It has been almost exactly a month since we pointed out that the inner strength of the US stock market no longer looks quite so fresh. In our Thoughts on January 21, 2026, we speculated whether rising interest rates in Japan could be the domino that would fall – or whether SCOTUS might rule US import tariffs illegal. In the end, the trigger for a correction is actually secondary. The key thing is whether you are prepared when the first domino falls.

And let’s be honest: if Pretiorates was already hearing voices on January 21 suggesting that SCOTUS might rule against import tariffs, then the US government knew too. Accordingly, the first reaction was prompt: Trump activated the base tariff in accordance with Section 122 of the Trade Act of 1974. The illegal import tariffs are thus replaced, but without congressional approval, only for 150 days. Politically, this may have been a clever move, but it was not a big hit with the financial markets. This is because they had long since come to terms with the – now illegal – import tariffs. They reduced the trade deficit, dampened the rise in debt and thus also limited the supply of US Treasuries. For the markets, this was a convenient arrangement.

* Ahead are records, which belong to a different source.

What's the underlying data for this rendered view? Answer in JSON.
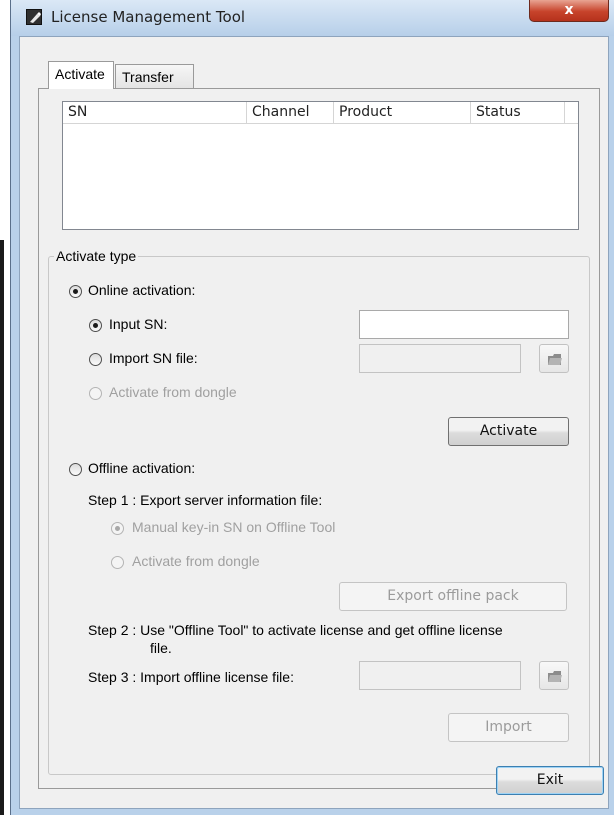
{
  "window": {
    "title": "License Management Tool",
    "close_label": "x"
  },
  "tabs": [
    {
      "label": "Activate",
      "selected": true
    },
    {
      "label": "Transfer",
      "selected": false
    }
  ],
  "license_list": {
    "columns": [
      "SN",
      "Channel",
      "Product",
      "Status"
    ],
    "rows": []
  },
  "activate_type": {
    "legend": "Activate type",
    "online": {
      "label": "Online activation:",
      "selected": true,
      "input_sn": {
        "label": "Input SN:",
        "selected": true,
        "value": ""
      },
      "import_sn_file": {
        "label": "Import SN file:",
        "selected": false,
        "value": ""
      },
      "activate_from_dongle": {
        "label": "Activate from dongle",
        "enabled": false
      },
      "activate_button": "Activate"
    },
    "offline": {
      "label": "Offline activation:",
      "selected": false,
      "step1": "Step 1 : Export server information file:",
      "manual_keyin": {
        "label": "Manual key-in SN on Offline Tool",
        "selected": true,
        "enabled": false
      },
      "activate_from_dongle": {
        "label": "Activate from dongle",
        "enabled": false
      },
      "export_button": "Export offline pack",
      "step2_line1": "Step 2 : Use \"Offline Tool\" to activate license and get offline license",
      "step2_line2": "file.",
      "step3": "Step 3 : Import offline license file:",
      "import_file_value": "",
      "import_button": "Import"
    }
  },
  "exit_button": "Exit",
  "colors": {
    "window_frame": "#b9d1ea",
    "close_button": "#c7432b",
    "dialog_bg": "#f0f0f0",
    "default_button_border": "#3c7fb1"
  }
}
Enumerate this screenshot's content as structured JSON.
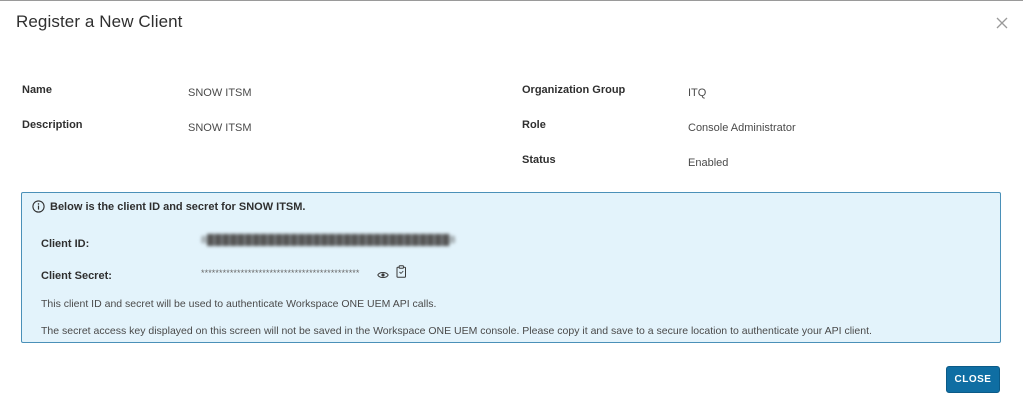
{
  "dialog": {
    "title": "Register a New Client",
    "close_icon": "close-icon"
  },
  "details": {
    "name_label": "Name",
    "name_value": "SNOW ITSM",
    "description_label": "Description",
    "description_value": "SNOW ITSM",
    "org_group_label": "Organization Group",
    "org_group_value": "ITQ",
    "role_label": "Role",
    "role_value": "Console Administrator",
    "status_label": "Status",
    "status_value": "Enabled"
  },
  "info_panel": {
    "icon": "info-circle-icon",
    "title": "Below is the client ID and secret for SNOW ITSM.",
    "client_id_label": "Client ID:",
    "client_id_value": "8████████████████████████████████8",
    "client_secret_label": "Client Secret:",
    "client_secret_value": "********************************************",
    "reveal_icon": "eye-icon",
    "copy_icon": "clipboard-copy-icon",
    "note_1": "This client ID and secret will be used to authenticate Workspace ONE UEM API calls.",
    "note_2": "The secret access key displayed on this screen will not be saved in the Workspace ONE UEM console. Please copy it and save to a secure location to authenticate your API client."
  },
  "footer": {
    "close_label": "CLOSE"
  },
  "colors": {
    "accent": "#0f6ea3",
    "panel_bg": "#e3f3fb",
    "panel_border": "#4a90b8"
  }
}
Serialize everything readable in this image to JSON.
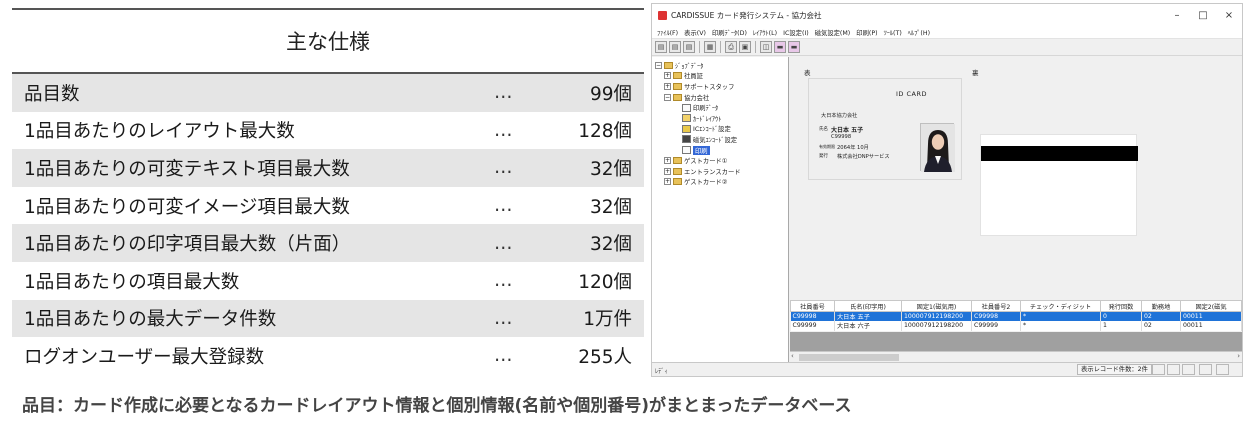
{
  "spec": {
    "title": "主な仕様",
    "rows": [
      {
        "label": "品目数",
        "sep": "…",
        "value": "99個"
      },
      {
        "label": "1品目あたりのレイアウト最大数",
        "sep": "…",
        "value": "128個"
      },
      {
        "label": "1品目あたりの可変テキスト項目最大数",
        "sep": "…",
        "value": "32個"
      },
      {
        "label": "1品目あたりの可変イメージ項目最大数",
        "sep": "…",
        "value": "32個"
      },
      {
        "label": "1品目あたりの印字項目最大数（片面）",
        "sep": "…",
        "value": "32個"
      },
      {
        "label": "1品目あたりの項目最大数",
        "sep": "…",
        "value": "120個"
      },
      {
        "label": "1品目あたりの最大データ件数",
        "sep": "…",
        "value": "1万件"
      },
      {
        "label": "ログオンユーザー最大登録数",
        "sep": "…",
        "value": "255人"
      }
    ],
    "caption": "品目：カード作成に必要となるカードレイアウト情報と個別情報(名前や個別番号)がまとまったデータベース"
  },
  "window": {
    "title": "CARDISSUE カード発行システム - 協力会社",
    "controls": {
      "minimize": "–",
      "maximize": "□",
      "close": "×"
    },
    "menu": [
      "ﾌｧｲﾙ(F)",
      "表示(V)",
      "印刷ﾃﾞｰﾀ(D)",
      "ﾚｲｱｳﾄ(L)",
      "IC設定(I)",
      "磁気設定(M)",
      "印刷(P)",
      "ﾂｰﾙ(T)",
      "ﾍﾙﾌﾟ(H)"
    ],
    "tree": {
      "root": "ｼﾞｮﾌﾞﾃﾞｰﾀ",
      "items": [
        "社員証",
        "サポートスタッフ",
        "協力会社"
      ],
      "children": [
        "印刷ﾃﾞｰﾀ",
        "ｶｰﾄﾞﾚｲｱｳﾄ",
        "ICｴﾝｺｰﾄﾞ設定",
        "磁気ｴﾝｺｰﾄﾞ設定",
        "印刷"
      ],
      "after": [
        "ゲストカード①",
        "エントランスカード",
        "ゲストカード②"
      ]
    },
    "preview": {
      "front_label": "表",
      "back_label": "裏",
      "card_title": "ID CARD",
      "company_line": "大日本協力会社",
      "name_key": "氏名",
      "name": "大日本 五子",
      "number": "C99998",
      "date_key": "有効期限",
      "date": "2064年 10月",
      "issuer_key": "発行",
      "issuer": "株式会社DNPサービス"
    },
    "grid": {
      "headers": [
        "社員番号",
        "氏名(印字用)",
        "固定1(磁気用)",
        "社員番号2",
        "チェック・ディジット",
        "発行回数",
        "勤務地",
        "固定2(磁気"
      ],
      "rows": [
        [
          "C99998",
          "大日本 五子",
          "100007912198200",
          "C99998",
          "*",
          "0",
          "02",
          "00011"
        ],
        [
          "C99999",
          "大日本 六子",
          "100007912198200",
          "C99999",
          "*",
          "1",
          "02",
          "00011"
        ]
      ],
      "selected_row": 0
    },
    "status": {
      "left": "ﾚﾃﾞｨ",
      "record_count": "表示レコード件数：2件"
    }
  }
}
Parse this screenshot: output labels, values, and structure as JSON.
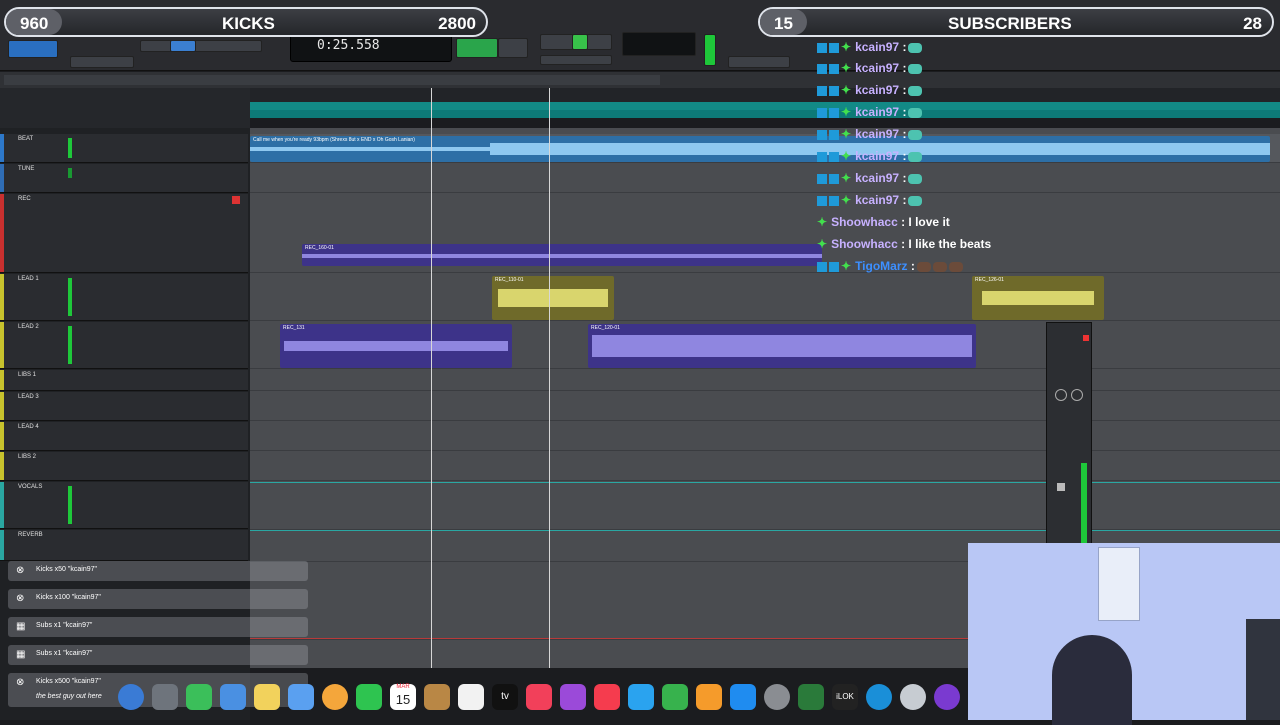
{
  "stats": {
    "kicks_left": "960",
    "kicks_label": "KICKS",
    "kicks_right": "2800",
    "subs_left": "15",
    "subs_label": "SUBSCRIBERS",
    "subs_right": "28"
  },
  "transport": {
    "counter": "0:25.558"
  },
  "tracks": [
    {
      "name": "BEAT",
      "color": "#2d78c9"
    },
    {
      "name": "TUNE",
      "color": "#2f6db5"
    },
    {
      "name": "REC",
      "color": "#c8302f"
    },
    {
      "name": "LEAD 1",
      "color": "#c7c22d"
    },
    {
      "name": "LEAD 2",
      "color": "#c7c22d"
    },
    {
      "name": "LIBS 1",
      "color": "#c7c22d"
    },
    {
      "name": "LEAD 3",
      "color": "#c7c22d"
    },
    {
      "name": "LEAD 4",
      "color": "#c7c22d"
    },
    {
      "name": "LIBS 2",
      "color": "#c7c22d"
    },
    {
      "name": "VOCALS",
      "color": "#2aa7a2"
    },
    {
      "name": "REVERB",
      "color": "#2aa7a2"
    }
  ],
  "clips": {
    "beat": "Call me when you're ready 93bpm (Shrexs 8ut x END x Oh Gosh Lanian)",
    "rec": "REC_160-01",
    "lead1_a": "REC_110-01",
    "lead1_b": "REC_126-01",
    "lead2_a": "REC_131",
    "lead2_b": "REC_120-01"
  },
  "chat": [
    {
      "user": "kcain97",
      "sep": " :",
      "message": "",
      "emote": true
    },
    {
      "user": "kcain97",
      "sep": " :",
      "message": "",
      "emote": true
    },
    {
      "user": "kcain97",
      "sep": " :",
      "message": "",
      "emote": true
    },
    {
      "user": "kcain97",
      "sep": " :",
      "message": "",
      "emote": true
    },
    {
      "user": "kcain97",
      "sep": " :",
      "message": "",
      "emote": true
    },
    {
      "user": "kcain97",
      "sep": " :",
      "message": "",
      "emote": true
    },
    {
      "user": "kcain97",
      "sep": " :",
      "message": "",
      "emote": true
    },
    {
      "user": "kcain97",
      "sep": " :",
      "message": "",
      "emote": true
    },
    {
      "user": "Shoowhacc",
      "sep": " :",
      "message": " I love it",
      "emote": false
    },
    {
      "user": "Shoowhacc",
      "sep": " :",
      "message": " I like the beats",
      "emote": false
    },
    {
      "user": "TigoMarz",
      "sep": " :",
      "message": "",
      "emote": true
    }
  ],
  "notifications": [
    {
      "text": "Kicks x50 \"kcain97\"",
      "icon": "x-icon"
    },
    {
      "text": "Kicks x100 \"kcain97\"",
      "icon": "x-icon"
    },
    {
      "text": "Subs x1 \"kcain97\"",
      "icon": "gift-icon"
    },
    {
      "text": "Subs x1 \"kcain97\"",
      "icon": "gift-icon"
    },
    {
      "text": "Kicks x500 \"kcain97\"",
      "icon": "x-icon"
    }
  ],
  "notif_footer": "the best guy out here",
  "dock": {
    "calendar_month": "MAR",
    "calendar_day": "15",
    "tv_label": "tv",
    "ilok_label": "iLOK"
  }
}
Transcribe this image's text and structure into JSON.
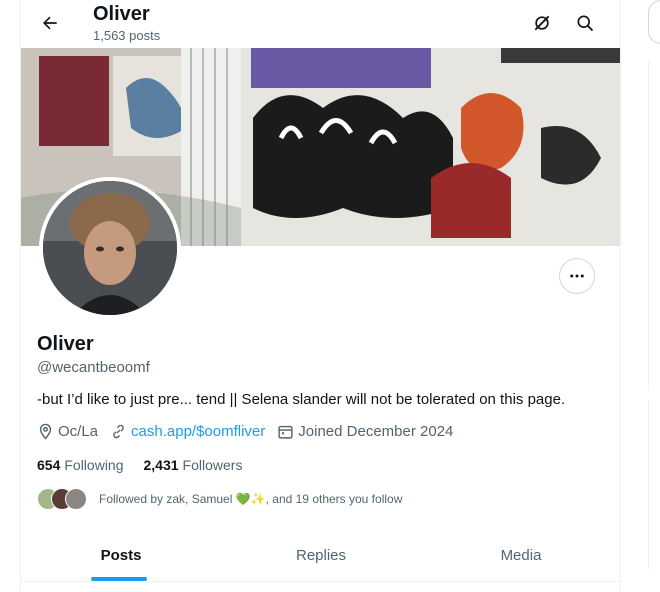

Last Friday, the stock market reacted with surprising calm to the SCOTUS ruling. It was probably banking on a more sophisticated response from Washington over the weekend. That response failed to materialize – and with it, the calm disappeared.

There is no doubt that the US stock market has performed impressively over the past three years. But beneath the shiny surface, things have been simmering for some time. For years, there has been an increased willingness to take short positions in S&P 500 futures, which has recently intensified again. This does not necessarily have to be bearish; many of these positions simply serve to hedge existing exposures. But it shows that investors are no longer sleeping as soundly as they used to.

In fact, so-called smart investors have not really taken a negative position so far. In recent weeks and months, there has been no significant distribution in the broad S&P 500.

A clearer picture is provided by After Open Action (AoA), which reflects the actual activity of traders. And here, the Nasdaq Index in particular is showing a significantly weaker picture. Since the fall, positions have been reduced in the background – quietly but steadily.

First, it hit the Magnificent Seven, the former darlings of every presentation. Then came the software stocks. Our own index of US software stocks has already lost over 30% since the end of 2025. And as we noted in one of our recent issues of Thoughts: It is still too early for bottom fishing. The waters are not calm enough yet.

Even if the broad S&P 500 appears stable at first glance, this stability is deceptive. Since November 2025, it has significantly underperformed the global stock index. Little remains of the locomotive of all financial centers. It is more like a wagon that can be pulled along.

Even its own trend strength has weakened. This may not be immediately apparent in terms of points, but it is clear in structural terms. It’s like an apple that is rotting from the inside: it still shines on the outside, but inside it looks different.

A market can remain at a high level for a long time as long as positive sentiment carries it. Negative news is relativized, classified, or simply ignored. But it is precisely this sentiment that is beginning to shift. Since the end of the year, it has been neutral at best – now it seems to be noticeably clouding over. And that is the moment when investors suddenly become willing to part with positions they had just defended.

There is no longer any tailwind from the economic side either. The latest data does not provide oxygen for the bulls – on the contrary, it takes it away. And without oxygen, even the strongest market becomes short of breath.

The SCOTUS ruling may not come as a surprise, but it does increase uncertainty. However, we believe the geopolitical factor of Iran is even more significant. Last year, the nuclear issue seemed to have been settled with the US attack. But the recent build-up of US military forces in the region tells a different story. Iran should not be underestimated – Russia and China are in the background. They have supersonic missiles against which, to our knowledge, there is still no defense. This makes it all the more surprising that the oil market has not yet priced in any significant political risk premium.

Around 20% of global oil production passes through the Strait of Hormuz. A complete blockade by the Iranian army does not appear to be imminent. China also obtains a large part of its oil requirements – from Iran – through this strait. Countries such as Kuwait, Saudi Arabia, Iraq, and the United Arab Emirates also export their oil via this route. Hormuz is not a bottleneck for one individual, but for many.

Around 20% of the global LNG gas market also passes through the same passage. And here, too, there is (still) a sense of calm – perhaps too much of it. Precious metals are already responding with higher market prices. However, neither the stock market nor the oil market has reacted significantly so far. In the event of a military escalation, hardly any shipowner would be willing to send their ships through this strait – even if it officially remains open. Therefore, the roof and beams are creaking quite loudly. Do we want to watch the building from outside? Even if it is (hopefully) only for a few weeks?